Wilson, Moyra E.J.1, Arosi, Hamed, A. 1, Loche, Marco1, Webster, Jody2,
1School of Earth Sciences, University of Western Australia, Perth WA, 2University of Sydney, Sydney, Australia. Correspondence e-mail: Moyra.firstname.lastname@example.org.
Carbonate systems and coral reefs build amongst the largest edifices on the planet, are able to keep-up with most tectonic or glacio-eustatic induced sea-level rises and consequently the foundering of many platforms is often enigmatic. The cause of demise of platforms and the deposition of potential overlying seal units are critical for understanding thresholds for carbonate platform survival as well as petroleum systems evaluations in better understanding relationships between reservoirs and caprocks.
The paradox of foundering of carbonate platforms has been variously linked to ‘drowning’ via (1) fast glacio-eustatic sea-level rise, (2) tectonic induced sea-level rise, (3) nutrient and/or clastic poisoning and (4) subaerial exposure, shut-down of the carbonate factory and a subsequent inability to ‘catch-up’ on subsequent reflooding. Despite better understanding of the foundering of carbonate platforms being critical for their survival, evaluations of the sedimentary, geochemical and petrophysical signatures of each of the potential causes for demise remain understudied.
This study will evaluate the sedimentary, geochemical and diagenetic signatures across key outcrop analogue sections and subsurface reservoirs to understand the impacts of different causes of foundering on reservoir and caprock development. The research investigates: (1) both short- and longer-term (~> 1 Ma) transgressive drowning successions of carbonate platforms, (2) nutrient/or and clastic influenced land-attached, nearshore carbonate foundering, (3) carbonate platforms affected by karstification prior to drowning, and (4) volcanogenic smothered systems.

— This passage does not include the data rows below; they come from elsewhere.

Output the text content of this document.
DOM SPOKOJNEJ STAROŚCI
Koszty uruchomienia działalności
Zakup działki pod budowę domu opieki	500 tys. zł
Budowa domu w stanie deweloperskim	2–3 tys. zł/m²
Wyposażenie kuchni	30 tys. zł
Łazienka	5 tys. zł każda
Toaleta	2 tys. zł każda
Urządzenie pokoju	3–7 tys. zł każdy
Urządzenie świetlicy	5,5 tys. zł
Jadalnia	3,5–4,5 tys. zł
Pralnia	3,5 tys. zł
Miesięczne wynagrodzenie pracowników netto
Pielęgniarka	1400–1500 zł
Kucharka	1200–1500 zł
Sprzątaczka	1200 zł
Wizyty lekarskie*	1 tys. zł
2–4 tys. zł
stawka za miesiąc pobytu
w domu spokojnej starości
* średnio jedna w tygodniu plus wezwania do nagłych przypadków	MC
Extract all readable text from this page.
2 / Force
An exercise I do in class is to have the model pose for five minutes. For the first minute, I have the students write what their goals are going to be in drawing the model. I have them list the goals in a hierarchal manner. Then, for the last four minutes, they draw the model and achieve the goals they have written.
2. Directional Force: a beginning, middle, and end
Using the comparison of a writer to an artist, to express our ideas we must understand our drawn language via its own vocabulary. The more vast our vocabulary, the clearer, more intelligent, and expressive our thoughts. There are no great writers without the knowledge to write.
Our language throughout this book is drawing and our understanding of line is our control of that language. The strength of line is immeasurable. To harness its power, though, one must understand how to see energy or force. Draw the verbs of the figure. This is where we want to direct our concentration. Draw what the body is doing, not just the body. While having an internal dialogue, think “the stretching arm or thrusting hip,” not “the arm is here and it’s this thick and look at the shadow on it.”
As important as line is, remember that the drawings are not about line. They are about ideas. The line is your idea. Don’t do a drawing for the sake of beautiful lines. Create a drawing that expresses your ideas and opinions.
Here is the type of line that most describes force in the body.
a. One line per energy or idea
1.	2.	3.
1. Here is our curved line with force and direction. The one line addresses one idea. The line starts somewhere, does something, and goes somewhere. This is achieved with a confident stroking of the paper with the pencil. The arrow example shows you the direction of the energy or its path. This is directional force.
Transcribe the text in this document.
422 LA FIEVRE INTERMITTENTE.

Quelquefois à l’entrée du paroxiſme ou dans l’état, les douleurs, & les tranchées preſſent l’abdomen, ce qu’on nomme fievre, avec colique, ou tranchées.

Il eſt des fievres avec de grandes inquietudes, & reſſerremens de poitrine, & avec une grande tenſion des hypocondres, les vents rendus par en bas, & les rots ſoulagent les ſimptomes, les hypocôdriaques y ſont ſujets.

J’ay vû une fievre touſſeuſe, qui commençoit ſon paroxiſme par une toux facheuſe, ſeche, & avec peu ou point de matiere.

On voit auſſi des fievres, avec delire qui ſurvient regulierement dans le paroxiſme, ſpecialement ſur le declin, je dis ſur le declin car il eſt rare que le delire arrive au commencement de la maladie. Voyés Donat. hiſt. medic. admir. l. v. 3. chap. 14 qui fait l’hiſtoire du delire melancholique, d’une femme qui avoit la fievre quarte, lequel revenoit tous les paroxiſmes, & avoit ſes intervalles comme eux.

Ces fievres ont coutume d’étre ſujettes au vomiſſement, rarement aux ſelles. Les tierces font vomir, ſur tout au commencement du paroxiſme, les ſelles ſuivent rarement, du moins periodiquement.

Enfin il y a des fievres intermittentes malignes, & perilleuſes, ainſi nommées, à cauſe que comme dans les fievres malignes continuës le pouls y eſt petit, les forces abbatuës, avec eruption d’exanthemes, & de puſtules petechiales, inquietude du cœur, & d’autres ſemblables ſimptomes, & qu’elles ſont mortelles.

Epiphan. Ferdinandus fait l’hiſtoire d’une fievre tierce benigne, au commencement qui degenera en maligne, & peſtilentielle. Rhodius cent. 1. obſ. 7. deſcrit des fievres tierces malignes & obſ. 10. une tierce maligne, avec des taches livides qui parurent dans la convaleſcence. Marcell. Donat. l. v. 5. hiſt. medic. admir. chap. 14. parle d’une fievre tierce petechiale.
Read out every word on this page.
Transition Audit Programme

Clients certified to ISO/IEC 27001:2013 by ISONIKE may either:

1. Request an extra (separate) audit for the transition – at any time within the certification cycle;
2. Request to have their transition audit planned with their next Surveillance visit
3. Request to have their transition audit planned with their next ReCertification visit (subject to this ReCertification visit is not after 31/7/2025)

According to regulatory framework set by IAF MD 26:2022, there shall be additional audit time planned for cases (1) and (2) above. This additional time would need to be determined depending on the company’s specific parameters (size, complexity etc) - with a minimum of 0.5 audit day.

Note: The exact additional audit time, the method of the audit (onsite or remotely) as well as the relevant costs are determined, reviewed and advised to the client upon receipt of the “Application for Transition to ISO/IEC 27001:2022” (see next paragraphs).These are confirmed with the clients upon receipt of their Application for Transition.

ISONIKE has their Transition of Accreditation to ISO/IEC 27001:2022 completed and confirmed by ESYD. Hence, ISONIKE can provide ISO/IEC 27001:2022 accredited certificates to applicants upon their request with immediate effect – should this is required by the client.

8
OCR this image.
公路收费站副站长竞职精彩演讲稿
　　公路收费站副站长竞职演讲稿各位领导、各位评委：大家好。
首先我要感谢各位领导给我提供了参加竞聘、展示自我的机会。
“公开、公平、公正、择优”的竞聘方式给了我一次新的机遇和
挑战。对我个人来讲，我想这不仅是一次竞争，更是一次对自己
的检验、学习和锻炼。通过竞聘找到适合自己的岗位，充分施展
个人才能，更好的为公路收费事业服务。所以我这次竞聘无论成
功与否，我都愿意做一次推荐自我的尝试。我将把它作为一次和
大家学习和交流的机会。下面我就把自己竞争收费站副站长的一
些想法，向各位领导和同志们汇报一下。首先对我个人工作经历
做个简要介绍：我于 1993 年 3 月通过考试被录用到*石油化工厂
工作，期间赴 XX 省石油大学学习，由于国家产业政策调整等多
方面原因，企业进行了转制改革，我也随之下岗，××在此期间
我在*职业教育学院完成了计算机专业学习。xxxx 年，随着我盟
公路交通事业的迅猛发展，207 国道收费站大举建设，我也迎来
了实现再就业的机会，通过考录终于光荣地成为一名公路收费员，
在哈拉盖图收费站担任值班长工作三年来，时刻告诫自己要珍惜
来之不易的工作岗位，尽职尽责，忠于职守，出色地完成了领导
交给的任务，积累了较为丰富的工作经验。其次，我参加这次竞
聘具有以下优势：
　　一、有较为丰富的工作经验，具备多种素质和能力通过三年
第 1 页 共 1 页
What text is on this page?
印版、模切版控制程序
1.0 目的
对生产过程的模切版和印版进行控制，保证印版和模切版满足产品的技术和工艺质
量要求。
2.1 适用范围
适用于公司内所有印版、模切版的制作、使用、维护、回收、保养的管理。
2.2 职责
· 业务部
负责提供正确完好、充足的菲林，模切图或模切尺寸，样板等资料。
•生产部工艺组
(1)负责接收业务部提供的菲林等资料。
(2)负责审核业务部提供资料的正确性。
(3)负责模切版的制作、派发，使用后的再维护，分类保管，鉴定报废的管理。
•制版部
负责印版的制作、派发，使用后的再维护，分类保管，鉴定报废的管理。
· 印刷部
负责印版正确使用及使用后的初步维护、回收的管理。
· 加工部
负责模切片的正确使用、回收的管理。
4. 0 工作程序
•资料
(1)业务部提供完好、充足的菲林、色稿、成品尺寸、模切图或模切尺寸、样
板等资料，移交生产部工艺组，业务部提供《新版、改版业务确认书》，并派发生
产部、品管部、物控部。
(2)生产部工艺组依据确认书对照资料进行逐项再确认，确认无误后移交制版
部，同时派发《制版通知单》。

Moyra is a Senior Lecturer at UWA, Perth, with 30 years academic/industry experience focusing on the carbonate and reefal systems of Australasia, marine palaeoenvironmental change and reservoir potential. Moyra’s awards include the Lyell Fund (Geological Society of London), Wiley Best ‘Sedimentology’ Paper, Curtin University Fellowship, and Australian Bicentennial Award.